On a day in which the focus of the investment community is likely to be primarily on Europe after news broke that the 17-member euro zone is putting in place some bold moves to tackle the region’s sovereign-debt problems, we also received another report on the U.S. economy.
At 8:30 A.M. (EDT), the U.S. Department of Commerce reported that personal income for the month of May rose 0.2%, while spending was unchanged from the prior month. The data were close to what economists were looking for the latest month.
A closer examination, however, reveals that consumers were a bit hesitant to make purchases last month, especially with the sluggish job growth prospects here—the nation added a paltry 69,000 jobs last month—and the concerns about Europe. The latter worries, though, eased a bit after the aforementioned bold moves for the euro zone were announced. Still, personal spending was unchanged for the first time since November, 2011, and April consumer expenditures were revised to a gain of 0.1% from a previously reported 0.3% increase.
If the lack of spending on the part of shoppers and travelers were to continue it could have an adverse impact on the consumer segment, which accounts for roughly two-thirds of the nation’s economic output. This may well hurt some of the retailers that rely heavily on the all-important summer travel season to boost their annual revenues.

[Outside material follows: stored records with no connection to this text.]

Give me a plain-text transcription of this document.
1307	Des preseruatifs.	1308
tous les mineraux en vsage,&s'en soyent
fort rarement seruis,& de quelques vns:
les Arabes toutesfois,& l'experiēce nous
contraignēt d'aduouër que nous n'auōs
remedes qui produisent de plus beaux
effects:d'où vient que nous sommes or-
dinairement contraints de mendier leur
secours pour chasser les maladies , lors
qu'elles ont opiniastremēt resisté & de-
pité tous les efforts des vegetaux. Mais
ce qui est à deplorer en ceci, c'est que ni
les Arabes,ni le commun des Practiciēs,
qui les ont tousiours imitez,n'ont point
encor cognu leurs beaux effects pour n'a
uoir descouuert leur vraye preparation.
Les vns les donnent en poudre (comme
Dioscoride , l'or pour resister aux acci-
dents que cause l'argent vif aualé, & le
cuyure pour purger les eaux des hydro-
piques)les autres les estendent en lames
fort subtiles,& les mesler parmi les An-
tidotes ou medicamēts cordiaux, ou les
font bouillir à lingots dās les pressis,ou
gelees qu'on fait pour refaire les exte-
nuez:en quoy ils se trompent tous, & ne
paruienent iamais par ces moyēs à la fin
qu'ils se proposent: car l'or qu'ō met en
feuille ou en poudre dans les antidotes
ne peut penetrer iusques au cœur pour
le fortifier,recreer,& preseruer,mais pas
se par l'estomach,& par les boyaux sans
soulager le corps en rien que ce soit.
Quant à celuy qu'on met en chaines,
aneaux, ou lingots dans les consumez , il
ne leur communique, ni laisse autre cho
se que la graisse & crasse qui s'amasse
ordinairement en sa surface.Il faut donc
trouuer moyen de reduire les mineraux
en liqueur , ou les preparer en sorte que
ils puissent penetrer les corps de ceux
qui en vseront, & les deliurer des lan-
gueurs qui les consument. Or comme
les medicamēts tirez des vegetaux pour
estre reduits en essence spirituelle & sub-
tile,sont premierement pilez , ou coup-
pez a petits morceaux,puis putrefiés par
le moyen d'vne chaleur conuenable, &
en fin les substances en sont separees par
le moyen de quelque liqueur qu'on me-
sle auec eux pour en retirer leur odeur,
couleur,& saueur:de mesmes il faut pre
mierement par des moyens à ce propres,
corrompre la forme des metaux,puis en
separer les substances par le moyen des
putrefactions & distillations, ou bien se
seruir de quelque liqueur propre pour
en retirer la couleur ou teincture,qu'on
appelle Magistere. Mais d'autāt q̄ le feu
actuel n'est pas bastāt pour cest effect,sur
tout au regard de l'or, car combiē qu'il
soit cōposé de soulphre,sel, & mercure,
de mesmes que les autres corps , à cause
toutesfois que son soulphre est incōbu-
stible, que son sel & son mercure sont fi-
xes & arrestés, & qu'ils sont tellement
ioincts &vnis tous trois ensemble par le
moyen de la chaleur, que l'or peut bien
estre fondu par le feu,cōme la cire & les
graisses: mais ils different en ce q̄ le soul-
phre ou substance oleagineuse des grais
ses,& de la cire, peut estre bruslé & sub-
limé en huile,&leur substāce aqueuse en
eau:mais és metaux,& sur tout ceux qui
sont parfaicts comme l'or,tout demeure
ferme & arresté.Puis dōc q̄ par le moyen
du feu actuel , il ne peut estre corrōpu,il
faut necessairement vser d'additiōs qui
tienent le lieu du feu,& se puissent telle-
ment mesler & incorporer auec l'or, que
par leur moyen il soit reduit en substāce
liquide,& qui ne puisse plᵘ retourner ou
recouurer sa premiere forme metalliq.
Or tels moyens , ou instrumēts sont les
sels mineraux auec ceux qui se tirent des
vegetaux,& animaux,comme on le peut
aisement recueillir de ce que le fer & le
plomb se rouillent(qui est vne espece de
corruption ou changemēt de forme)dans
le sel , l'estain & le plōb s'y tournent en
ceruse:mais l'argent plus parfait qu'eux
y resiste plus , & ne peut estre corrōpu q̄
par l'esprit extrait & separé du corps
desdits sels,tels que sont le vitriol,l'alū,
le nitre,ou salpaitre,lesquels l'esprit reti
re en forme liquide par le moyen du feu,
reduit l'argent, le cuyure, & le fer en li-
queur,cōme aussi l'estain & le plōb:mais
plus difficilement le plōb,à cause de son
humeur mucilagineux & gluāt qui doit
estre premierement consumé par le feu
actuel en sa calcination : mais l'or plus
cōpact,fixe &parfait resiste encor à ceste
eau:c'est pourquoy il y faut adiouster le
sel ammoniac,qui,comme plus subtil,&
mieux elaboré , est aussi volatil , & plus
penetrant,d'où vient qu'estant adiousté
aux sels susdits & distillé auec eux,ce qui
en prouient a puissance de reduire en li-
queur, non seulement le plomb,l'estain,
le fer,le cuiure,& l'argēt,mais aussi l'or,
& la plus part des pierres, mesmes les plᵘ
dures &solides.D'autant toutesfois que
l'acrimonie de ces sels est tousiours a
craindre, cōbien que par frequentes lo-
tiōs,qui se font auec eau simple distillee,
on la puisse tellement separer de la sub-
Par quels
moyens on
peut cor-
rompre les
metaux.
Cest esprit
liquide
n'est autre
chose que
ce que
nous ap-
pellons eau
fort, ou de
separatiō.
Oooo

A positive from the latest report was that price increases continued to moderate in May. The pullback in oil prices, notwithstanding today’s sharp rise, is the primary reason for the moderation. Specifically, the closely watched core PCE index, which excludes the volatile energy and food components, grew only 0.1% sequentially in May, and the price index for personal consumption expenditures rose just 1.5% year-over-year in May, the smallest annual gain since January, 2011. The tame inflationary environment gives the Federal Reserve leeway to take monetary action, if it deemed necessary, to jump start the economy. The central bank right now is only committed to a continuation of its “Operation Twist” bond-buying program, designed to keep lending rates at historic lows.
At the time of this article’s writing, the author did not have positions in any of the companies mentioned.